I can tell you how lucky some of us are. One morning at Montreal's Atwater Market, I counted 54 different things to eat on one table. Across the aisle were calzones like giant pale ears and panzerotti fashioned from delicate phyllo stuffed with zucchini and chèvre and mushrooms and roast pimento and parmesan.
At the shop of Serge Bourcier, a condiment maker from Mercier – a shop that has been in the market for 50 years – there were lamb tourtières, and jars of spiced pears and lemon confit, and glistening mountains of jellies and jams. Upstairs at Terrines & Pâtés, Marcel Sogne (from Lorraine, near Paris) and his assistant Natalie DuClos (from the south shore of Montreal) were selling terrines made from local caribou and blueberries, local deer and pecans, bison, goose. The potted meats sat in their terrines in a cold display case like small graves. I watched Jean-Claude Bres, a retired teacher in sunglasses and a Panama hat, buy $70 worth of food for three meals for himself, his wife and some friends, if they were to come by. A chicken, a small roast of beef, a pound of very fine coffee, a slice of pâté berrichon, veal in a pastry crust. “I'm interested in pâté and food, yes,” he said in reply to my question, with a tone one might use when speaking to an imbecile, “because I like eating.” He made it sound simple.

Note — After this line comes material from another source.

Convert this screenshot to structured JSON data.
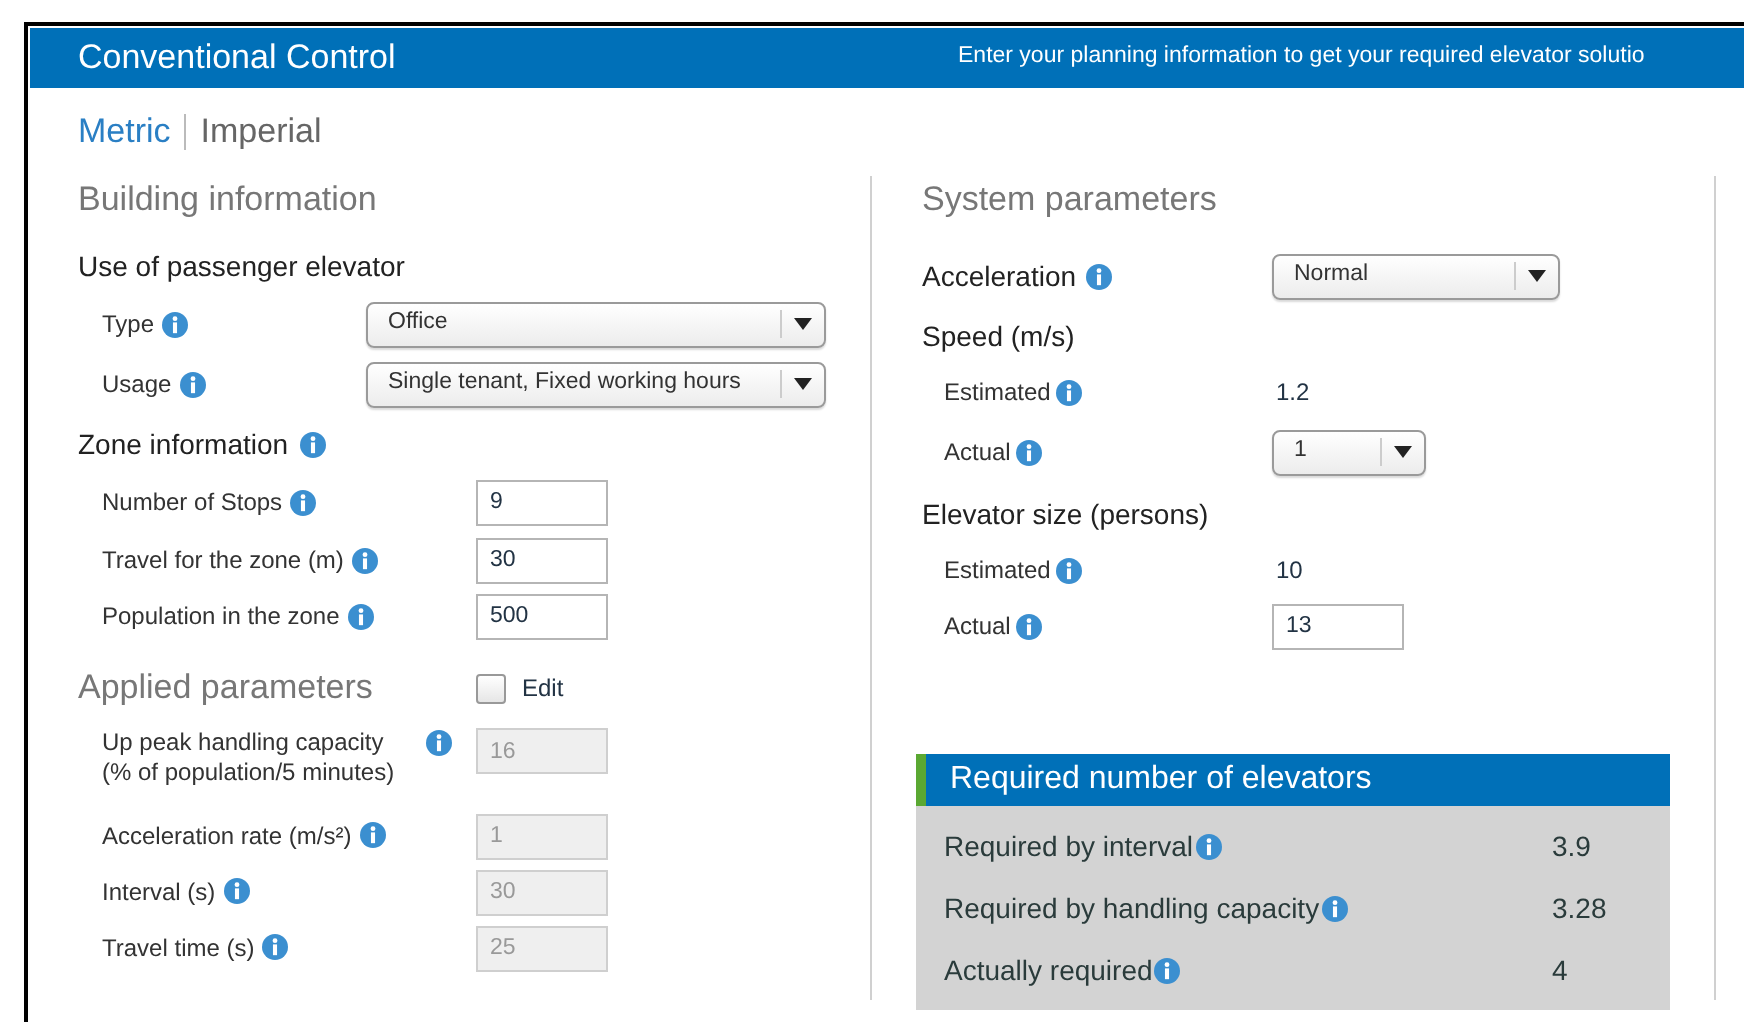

One morning I drove to the north end of the city, to La Binerie Mont Royal, where Jocelyne Brunet and her husband Philippe operate a restaurant that's a monument to traditional Quebec cooking. Yves Beauchemin wrote about it in a novel called Le Matou. I ordered pea soup and tourtière and ragôut of meatballs and baked beans. Copies of Edward J. Massicotte's etchings of Québécois life and traditions hung from the wall.

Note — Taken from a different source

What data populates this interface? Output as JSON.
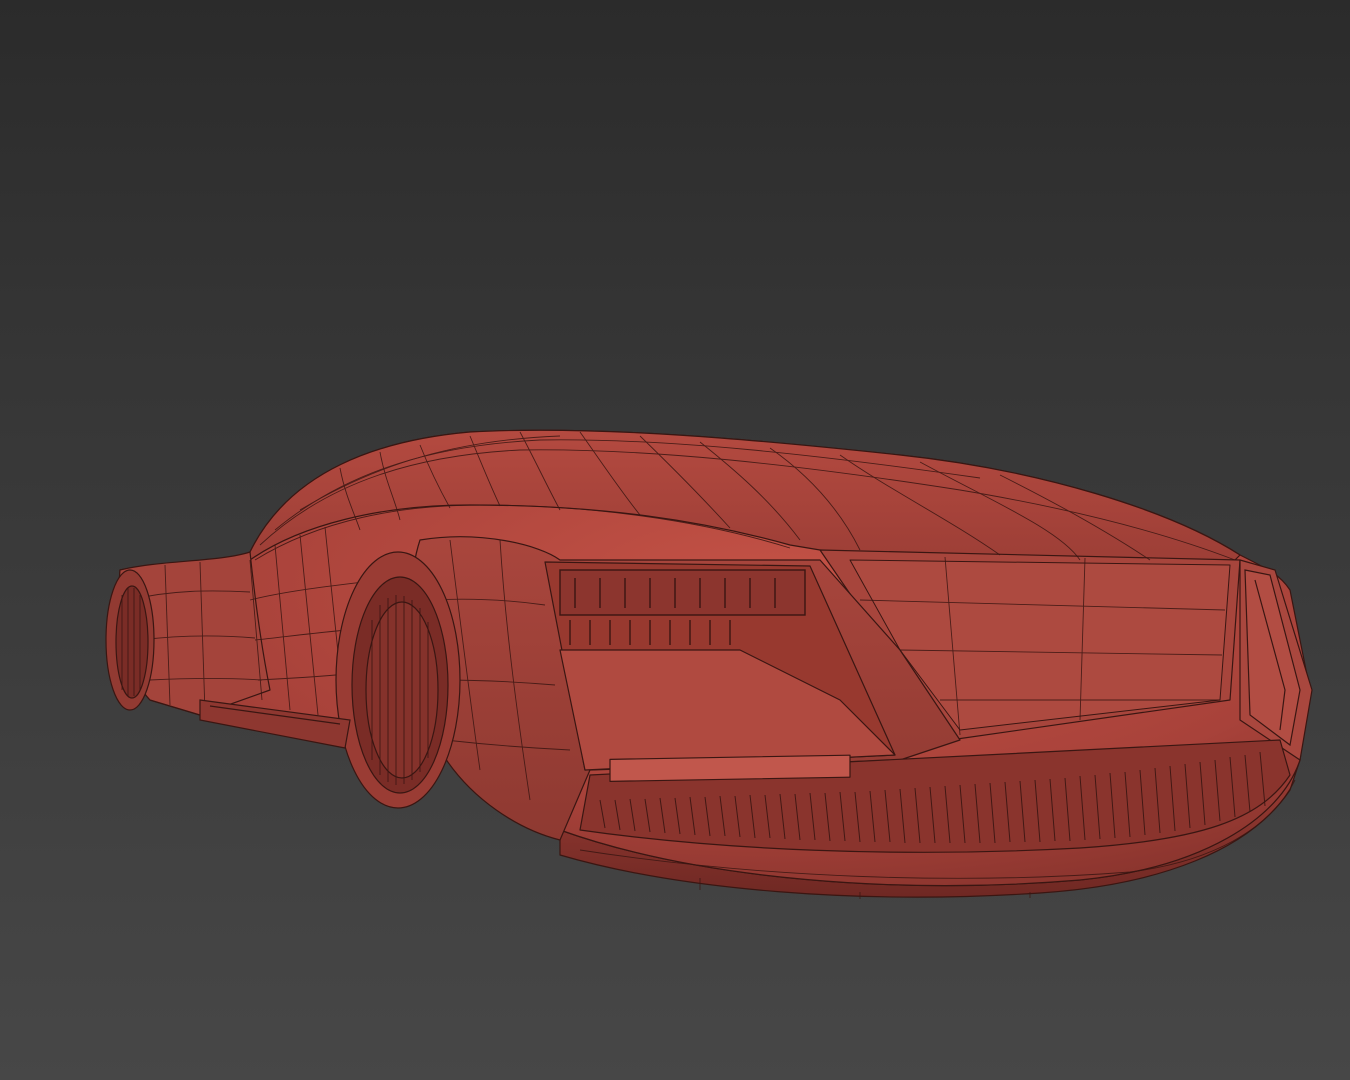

Fèves au lard are the house specialty. There were half a dozen customers in the restaurant tucking into a breakfast plateful. The Brunets make them in a tiny dungeon under the restaurant, using the original owner's 1938 recipe and the original charcoal- and now gas-fired, three-door brick and cast-iron stove: 150 pounds at a time, cooked with lard and a secret combination of spices, for 15 hours.
“He makes 38 tons of beans a year,” Jocelyn said of her husband. I ate them plain and with maple syrup and with molasses and even with ketchup. I mashed them and ate them one by one. It felt like I was eating history, a simple but serious meal. You don't have to be hungry or even homeless to feel that way, but it helps.
Ian Brown is a feature writer with The Globe and Mail.